I make a noncommittal sound.

“I wish you would have told me.”

“It’s fine. I’m fine.” I swallow hard. “Things over here are good.” No, they aren’t. “I have a meeting with an important company tomorrow, possible investors in the business. It will go well.” Please, please, let it go well.

“You know you always have a home with me. No matter where I end up.”

I nod, even though she can’t see. Words clog in my throat, refusing to emerge.

She’ll have to take me in all over again. And Sutton Bridge? What kind of life could I possibly build there? What tours could I offer? There’s hardly anything—just a swing bridge, two lighthouses, and the village church of St Matthew’s. Oh, and let’s not forget The Wash. Even Aunt Elizabeth’s husband used to call it the sticks before he passed. I’ll probably end up waitressing in the one restaurant.

“There’s a fortnight before I sign the paperwork,” she states abruptly. The words are a rope dangling before me that I’m too stubborn to seize. Wrapped in a mix of guilt and reluctance, I remain quiet, and the silence feels like a betrayal.

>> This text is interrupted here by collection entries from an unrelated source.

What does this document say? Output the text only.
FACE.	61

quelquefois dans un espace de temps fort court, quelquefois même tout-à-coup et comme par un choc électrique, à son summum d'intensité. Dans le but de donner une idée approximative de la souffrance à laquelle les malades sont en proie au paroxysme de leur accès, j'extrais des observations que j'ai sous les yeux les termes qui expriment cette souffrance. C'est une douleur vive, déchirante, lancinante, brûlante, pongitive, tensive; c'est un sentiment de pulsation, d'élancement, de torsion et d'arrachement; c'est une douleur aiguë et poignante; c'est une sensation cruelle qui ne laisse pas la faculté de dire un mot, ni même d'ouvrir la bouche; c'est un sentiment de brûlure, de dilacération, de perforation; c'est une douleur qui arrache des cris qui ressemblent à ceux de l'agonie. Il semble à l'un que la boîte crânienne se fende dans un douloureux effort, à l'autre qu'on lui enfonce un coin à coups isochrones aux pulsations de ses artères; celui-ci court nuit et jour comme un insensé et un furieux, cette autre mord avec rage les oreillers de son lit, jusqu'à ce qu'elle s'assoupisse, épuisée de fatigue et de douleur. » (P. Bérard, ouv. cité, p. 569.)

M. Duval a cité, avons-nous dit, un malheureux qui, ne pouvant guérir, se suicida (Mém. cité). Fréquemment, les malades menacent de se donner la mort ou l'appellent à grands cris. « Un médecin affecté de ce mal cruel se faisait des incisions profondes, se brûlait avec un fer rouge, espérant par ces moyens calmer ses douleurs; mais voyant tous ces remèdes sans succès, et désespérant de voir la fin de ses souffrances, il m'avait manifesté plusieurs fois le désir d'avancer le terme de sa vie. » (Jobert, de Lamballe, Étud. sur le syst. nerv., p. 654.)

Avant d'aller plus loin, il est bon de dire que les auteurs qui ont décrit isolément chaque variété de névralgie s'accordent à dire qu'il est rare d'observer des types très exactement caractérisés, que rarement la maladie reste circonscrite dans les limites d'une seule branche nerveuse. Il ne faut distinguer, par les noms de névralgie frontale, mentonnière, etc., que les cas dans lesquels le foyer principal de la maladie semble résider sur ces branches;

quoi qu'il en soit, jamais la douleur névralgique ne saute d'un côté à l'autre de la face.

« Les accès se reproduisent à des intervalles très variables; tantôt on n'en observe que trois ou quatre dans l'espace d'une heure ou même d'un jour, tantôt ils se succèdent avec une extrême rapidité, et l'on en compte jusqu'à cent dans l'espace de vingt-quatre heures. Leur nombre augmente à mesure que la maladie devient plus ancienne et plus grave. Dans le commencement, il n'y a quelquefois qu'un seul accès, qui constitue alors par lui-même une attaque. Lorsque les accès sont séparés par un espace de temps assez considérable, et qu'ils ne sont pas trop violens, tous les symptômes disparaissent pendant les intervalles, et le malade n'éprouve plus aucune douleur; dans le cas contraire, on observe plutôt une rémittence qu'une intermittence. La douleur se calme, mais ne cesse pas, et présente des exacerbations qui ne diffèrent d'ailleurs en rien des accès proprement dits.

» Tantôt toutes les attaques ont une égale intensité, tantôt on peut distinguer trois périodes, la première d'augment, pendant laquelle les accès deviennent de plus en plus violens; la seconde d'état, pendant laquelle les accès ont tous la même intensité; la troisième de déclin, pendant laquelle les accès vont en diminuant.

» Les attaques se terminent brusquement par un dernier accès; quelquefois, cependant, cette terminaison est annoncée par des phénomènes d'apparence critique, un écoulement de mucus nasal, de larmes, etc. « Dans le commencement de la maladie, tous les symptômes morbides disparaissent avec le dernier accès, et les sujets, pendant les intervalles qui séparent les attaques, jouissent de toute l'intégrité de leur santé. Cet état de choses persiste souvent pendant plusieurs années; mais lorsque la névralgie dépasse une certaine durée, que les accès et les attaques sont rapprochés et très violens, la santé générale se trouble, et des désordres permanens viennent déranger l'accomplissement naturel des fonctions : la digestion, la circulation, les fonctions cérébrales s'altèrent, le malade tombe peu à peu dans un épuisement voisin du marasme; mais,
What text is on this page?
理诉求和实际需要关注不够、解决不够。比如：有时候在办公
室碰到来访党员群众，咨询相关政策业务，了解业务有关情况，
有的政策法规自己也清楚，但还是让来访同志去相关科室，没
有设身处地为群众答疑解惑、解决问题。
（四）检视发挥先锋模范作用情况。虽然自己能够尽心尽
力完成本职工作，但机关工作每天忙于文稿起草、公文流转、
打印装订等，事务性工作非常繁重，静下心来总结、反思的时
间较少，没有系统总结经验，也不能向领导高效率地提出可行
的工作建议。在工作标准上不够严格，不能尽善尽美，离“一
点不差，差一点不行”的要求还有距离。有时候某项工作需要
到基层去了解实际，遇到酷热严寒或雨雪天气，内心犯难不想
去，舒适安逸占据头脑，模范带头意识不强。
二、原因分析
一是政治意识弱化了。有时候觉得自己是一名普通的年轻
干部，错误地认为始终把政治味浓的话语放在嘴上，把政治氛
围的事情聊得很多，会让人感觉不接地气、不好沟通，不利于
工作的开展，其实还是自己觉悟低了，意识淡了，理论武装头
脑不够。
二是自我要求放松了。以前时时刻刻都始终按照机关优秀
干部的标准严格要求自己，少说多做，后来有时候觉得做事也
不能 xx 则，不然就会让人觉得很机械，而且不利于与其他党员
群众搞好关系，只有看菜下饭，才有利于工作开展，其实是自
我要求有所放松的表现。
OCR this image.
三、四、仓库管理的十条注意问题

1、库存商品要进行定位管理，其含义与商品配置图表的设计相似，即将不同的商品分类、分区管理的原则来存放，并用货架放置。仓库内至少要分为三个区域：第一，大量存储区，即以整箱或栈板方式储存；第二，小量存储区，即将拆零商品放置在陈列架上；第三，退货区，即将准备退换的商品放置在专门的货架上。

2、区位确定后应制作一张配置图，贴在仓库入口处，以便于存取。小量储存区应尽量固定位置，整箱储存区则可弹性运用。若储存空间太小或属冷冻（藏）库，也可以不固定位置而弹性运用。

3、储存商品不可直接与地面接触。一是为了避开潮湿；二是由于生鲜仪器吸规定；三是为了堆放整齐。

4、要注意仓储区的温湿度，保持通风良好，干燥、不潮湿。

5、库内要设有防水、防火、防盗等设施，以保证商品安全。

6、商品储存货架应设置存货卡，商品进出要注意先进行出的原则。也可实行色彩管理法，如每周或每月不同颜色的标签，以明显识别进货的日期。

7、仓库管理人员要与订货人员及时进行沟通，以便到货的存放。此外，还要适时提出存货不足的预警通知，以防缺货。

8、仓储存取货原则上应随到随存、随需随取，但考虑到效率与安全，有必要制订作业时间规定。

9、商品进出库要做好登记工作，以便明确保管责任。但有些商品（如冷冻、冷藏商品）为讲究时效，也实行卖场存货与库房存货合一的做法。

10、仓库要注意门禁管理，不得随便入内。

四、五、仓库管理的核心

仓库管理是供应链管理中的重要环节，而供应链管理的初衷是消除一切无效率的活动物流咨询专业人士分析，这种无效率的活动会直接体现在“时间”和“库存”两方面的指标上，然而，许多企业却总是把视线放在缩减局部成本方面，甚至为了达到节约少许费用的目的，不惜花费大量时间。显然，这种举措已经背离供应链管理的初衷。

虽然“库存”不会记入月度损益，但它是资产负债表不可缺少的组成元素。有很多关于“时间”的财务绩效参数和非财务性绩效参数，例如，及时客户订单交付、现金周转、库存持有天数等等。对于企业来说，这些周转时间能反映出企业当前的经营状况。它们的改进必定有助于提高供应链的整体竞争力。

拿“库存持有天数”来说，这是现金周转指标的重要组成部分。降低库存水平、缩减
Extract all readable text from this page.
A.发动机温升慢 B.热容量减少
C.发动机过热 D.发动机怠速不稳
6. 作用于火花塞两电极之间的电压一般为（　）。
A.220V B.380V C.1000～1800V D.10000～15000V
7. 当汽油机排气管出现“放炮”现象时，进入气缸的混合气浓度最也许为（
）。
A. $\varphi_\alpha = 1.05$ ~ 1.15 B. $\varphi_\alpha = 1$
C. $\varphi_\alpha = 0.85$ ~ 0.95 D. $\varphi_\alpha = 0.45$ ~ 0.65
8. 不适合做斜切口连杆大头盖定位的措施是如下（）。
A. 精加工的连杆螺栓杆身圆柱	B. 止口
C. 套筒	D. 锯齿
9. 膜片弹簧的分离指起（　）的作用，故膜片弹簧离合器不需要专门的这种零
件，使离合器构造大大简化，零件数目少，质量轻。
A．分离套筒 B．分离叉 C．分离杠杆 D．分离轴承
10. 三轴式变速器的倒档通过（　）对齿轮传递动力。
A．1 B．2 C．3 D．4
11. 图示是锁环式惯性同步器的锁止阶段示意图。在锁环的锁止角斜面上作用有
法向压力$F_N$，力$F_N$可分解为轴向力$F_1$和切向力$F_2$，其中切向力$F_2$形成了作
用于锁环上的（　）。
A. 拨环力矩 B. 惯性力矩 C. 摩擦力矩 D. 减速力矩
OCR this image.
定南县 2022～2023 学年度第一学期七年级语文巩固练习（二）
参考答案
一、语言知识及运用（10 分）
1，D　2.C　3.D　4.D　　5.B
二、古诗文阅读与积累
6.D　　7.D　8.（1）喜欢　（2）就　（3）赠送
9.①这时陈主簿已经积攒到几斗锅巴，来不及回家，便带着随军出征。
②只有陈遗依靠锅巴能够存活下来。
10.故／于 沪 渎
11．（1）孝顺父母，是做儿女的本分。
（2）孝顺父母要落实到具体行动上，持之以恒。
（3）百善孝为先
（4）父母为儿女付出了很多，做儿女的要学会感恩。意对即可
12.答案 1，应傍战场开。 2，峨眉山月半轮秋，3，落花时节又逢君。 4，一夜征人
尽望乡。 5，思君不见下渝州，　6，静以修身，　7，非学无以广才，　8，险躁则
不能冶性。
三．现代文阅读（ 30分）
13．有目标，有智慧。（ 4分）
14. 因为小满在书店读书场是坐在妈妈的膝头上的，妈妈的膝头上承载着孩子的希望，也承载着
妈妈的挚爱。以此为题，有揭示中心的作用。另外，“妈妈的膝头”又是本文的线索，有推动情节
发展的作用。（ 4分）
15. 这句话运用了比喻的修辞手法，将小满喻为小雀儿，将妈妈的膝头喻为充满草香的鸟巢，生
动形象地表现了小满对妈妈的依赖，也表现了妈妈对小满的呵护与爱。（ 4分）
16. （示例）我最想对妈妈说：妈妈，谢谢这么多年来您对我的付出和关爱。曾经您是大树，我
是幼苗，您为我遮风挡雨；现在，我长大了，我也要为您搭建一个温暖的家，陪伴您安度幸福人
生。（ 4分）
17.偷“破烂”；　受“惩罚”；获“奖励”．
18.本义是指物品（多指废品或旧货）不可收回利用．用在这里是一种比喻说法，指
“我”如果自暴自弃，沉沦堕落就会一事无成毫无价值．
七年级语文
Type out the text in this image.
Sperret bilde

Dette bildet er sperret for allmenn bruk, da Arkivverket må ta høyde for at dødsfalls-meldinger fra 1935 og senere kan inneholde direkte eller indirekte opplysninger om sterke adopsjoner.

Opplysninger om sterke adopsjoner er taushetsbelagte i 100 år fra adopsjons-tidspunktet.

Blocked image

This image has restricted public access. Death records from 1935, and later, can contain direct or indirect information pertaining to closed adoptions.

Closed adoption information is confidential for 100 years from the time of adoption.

When we finally hang up with quietly murmured goodbyes, I’m drained. Thoughts of tomorrow’s tour, the looming meeting with potential investors, and the uncertain fate of the inn weigh heavily on me. The pressure of my situation has doubled, and the stakes are now sky high.

For the first time in days, the storm raging outside feels like a blessing. I welcome the excuse to bury myself under the covers, hidden away from the world that demands too much, too fast.